Mount Kinabalu is a mountain in Malaysia and a UNESCO World Heritage Site.

Why Is It Famous?

The mountain is the tallest peak within the Crocker Range of Borneo. It is also the tallest mountain of the Malay Archipelago and Malaysia’s highest mountain. Based on topographic prominence, it is also the world’s 20th most prominent mountain, with a prominence of 4,095 meters.

What Is Nearby?

Mount Kinabalu is along the West Coast Division within Sabah, Malaysia. It is the main attraction in Kinabalu Park, which is a World Heritage Site.

Geological Description

Within Mount Kinabalu, you can find the ecoregion of the Kinabalu montane alpine meadows as well as the biome of the montane grasslands and shrublands. This makes its surroundings, and the mountain itself, one of the world’s most important biological sites. There are 326 bird species, over 100 mammalian species, and 5,000 to 6,000 plant species identified in the region.

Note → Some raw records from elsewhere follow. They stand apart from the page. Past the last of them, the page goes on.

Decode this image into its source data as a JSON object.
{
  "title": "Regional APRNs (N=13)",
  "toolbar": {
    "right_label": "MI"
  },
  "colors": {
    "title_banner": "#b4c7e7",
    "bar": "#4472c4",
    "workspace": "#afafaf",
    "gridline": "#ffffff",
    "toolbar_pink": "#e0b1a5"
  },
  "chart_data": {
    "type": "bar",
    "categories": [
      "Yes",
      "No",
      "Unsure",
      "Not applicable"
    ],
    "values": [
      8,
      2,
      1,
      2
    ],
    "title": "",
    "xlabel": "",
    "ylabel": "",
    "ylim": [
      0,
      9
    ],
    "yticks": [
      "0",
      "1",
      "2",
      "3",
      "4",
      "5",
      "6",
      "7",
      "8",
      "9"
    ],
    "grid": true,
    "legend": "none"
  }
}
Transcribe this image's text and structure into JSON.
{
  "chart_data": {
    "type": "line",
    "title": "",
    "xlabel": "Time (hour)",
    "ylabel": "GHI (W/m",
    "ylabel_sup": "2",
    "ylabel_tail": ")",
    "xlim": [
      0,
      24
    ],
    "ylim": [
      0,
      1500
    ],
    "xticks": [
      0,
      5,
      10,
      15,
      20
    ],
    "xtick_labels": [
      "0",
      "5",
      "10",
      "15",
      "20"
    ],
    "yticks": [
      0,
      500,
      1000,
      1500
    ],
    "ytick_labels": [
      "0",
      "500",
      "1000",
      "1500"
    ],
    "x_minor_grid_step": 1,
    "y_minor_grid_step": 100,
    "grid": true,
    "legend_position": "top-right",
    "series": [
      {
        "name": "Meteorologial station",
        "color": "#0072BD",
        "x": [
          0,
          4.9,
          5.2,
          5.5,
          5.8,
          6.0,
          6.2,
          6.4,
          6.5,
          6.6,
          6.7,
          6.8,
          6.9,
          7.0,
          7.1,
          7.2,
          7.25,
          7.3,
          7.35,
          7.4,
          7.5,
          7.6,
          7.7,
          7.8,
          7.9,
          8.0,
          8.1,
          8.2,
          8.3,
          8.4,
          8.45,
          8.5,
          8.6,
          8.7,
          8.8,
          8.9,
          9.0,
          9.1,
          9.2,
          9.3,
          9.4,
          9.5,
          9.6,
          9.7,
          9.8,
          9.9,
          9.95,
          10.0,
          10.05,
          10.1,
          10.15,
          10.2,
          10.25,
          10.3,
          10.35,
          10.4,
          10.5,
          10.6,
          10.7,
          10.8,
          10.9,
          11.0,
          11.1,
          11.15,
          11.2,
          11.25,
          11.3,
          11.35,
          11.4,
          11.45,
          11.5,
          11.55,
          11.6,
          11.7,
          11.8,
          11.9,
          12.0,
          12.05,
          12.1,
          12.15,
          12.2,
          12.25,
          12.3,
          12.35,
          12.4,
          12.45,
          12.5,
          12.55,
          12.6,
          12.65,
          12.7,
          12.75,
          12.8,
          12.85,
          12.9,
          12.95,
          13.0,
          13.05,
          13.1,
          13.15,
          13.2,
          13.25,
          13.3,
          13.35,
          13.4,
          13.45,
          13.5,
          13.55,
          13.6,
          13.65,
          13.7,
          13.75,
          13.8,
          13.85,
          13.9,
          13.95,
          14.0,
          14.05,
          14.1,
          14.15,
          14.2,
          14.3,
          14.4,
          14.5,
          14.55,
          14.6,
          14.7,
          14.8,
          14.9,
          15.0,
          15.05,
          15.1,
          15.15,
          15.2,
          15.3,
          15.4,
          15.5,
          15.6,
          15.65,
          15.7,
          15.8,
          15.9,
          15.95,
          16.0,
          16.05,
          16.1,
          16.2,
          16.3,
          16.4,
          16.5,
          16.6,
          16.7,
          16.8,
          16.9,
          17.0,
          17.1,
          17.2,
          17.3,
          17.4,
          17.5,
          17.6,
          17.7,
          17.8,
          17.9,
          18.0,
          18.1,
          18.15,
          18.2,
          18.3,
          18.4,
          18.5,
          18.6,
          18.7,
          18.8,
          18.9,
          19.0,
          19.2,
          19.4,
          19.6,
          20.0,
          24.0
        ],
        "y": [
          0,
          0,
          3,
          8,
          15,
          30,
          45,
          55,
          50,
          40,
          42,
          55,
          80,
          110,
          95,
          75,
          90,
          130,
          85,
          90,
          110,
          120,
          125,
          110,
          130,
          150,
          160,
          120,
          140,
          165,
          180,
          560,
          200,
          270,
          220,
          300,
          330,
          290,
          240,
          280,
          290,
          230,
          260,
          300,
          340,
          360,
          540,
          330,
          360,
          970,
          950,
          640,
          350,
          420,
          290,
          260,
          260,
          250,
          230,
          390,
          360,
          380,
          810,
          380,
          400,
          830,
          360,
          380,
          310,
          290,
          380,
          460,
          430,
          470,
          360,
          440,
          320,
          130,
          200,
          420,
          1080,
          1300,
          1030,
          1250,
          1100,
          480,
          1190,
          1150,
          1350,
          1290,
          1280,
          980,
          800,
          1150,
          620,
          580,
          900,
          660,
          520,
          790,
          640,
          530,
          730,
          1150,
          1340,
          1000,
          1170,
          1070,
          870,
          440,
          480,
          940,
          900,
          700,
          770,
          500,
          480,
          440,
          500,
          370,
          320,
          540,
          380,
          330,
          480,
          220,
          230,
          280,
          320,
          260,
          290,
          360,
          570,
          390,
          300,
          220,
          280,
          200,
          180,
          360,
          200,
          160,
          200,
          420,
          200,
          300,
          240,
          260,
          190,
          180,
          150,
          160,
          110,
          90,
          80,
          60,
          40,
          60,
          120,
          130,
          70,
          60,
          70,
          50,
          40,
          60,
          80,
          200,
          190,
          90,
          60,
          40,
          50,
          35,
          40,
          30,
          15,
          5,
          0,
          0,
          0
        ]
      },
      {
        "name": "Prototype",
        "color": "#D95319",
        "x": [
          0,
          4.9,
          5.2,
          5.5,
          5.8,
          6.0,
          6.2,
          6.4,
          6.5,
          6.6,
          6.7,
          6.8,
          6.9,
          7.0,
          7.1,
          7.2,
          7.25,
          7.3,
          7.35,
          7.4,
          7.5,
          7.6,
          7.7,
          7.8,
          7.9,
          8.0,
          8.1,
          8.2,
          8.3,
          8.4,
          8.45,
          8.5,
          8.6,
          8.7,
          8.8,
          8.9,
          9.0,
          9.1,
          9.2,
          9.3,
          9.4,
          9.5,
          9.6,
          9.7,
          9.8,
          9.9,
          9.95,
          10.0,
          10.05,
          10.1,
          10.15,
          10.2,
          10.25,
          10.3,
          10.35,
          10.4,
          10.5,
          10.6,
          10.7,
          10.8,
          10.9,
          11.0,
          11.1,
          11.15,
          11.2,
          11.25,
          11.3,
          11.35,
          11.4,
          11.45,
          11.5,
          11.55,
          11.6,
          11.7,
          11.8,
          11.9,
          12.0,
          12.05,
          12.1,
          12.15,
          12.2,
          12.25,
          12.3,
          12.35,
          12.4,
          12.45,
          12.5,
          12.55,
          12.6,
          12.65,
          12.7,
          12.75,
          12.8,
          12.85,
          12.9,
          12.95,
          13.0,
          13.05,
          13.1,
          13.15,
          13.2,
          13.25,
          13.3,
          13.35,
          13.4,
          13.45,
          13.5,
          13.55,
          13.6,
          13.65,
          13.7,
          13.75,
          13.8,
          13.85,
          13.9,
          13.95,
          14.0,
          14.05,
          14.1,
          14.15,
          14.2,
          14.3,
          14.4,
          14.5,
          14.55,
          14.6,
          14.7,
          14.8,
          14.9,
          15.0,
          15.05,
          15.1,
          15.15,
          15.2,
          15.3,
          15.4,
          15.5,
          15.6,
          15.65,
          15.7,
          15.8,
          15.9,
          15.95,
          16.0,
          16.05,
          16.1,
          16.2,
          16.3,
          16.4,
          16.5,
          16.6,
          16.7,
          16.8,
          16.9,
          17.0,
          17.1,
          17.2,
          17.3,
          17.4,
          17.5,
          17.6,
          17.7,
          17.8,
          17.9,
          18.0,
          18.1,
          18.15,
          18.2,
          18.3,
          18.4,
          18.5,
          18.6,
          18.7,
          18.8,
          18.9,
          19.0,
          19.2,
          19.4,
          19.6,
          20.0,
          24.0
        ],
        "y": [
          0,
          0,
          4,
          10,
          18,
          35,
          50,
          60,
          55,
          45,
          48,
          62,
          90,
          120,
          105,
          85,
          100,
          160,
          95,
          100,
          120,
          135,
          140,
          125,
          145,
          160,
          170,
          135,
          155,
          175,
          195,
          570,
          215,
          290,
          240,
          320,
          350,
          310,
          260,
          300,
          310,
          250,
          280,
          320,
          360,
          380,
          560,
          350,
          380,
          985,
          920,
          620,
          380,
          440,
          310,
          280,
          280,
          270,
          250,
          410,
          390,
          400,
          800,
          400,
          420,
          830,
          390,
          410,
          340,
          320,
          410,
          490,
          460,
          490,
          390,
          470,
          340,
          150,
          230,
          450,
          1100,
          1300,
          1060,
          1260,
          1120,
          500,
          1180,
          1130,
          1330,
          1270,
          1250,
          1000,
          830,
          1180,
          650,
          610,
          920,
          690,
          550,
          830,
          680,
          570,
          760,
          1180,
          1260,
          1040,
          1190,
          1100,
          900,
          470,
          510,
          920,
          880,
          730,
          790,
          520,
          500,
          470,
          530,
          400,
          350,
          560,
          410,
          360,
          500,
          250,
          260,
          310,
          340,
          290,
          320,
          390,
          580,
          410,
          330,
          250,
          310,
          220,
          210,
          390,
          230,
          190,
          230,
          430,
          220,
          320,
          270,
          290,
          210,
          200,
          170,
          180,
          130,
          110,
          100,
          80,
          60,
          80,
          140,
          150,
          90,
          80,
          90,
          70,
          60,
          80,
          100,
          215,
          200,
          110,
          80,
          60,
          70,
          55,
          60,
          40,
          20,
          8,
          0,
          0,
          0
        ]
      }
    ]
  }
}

Low’s Peak, the mountain’s summit, slopes gently enough that anyone who is in good physical shape should be able to climb it, without any mountaineering equipment. But there is a risk of altitude sickness, and national park regulations require a guide.

Mount Kinabalu is a large granodiorite pluton with the granodiorite intrusive into ultrabasic and sedimentary rocks. It is the core of the larger Kinabalu massif. The granodiorite intrudes into strata that are strongly folded and probably from the Eocene or Miocene age. Millions of years ago, molten rock pushed out of the earth’s crust, creating the mountain. It is a geologically young mountain since the granodiorite only hardened after cooling around 10 million years ago.

Events in Time

Before 1997, experts thought that Mount Kinabalu’s summit was 4,101 meters. A re-survey that relied on satellite technology that year found it was 4,095 meters above sea level.


Mount Kinabalu has an impressive amount of biodiversity and can be hiked by beginners, unlike most mountains that require specialized equipment and skills.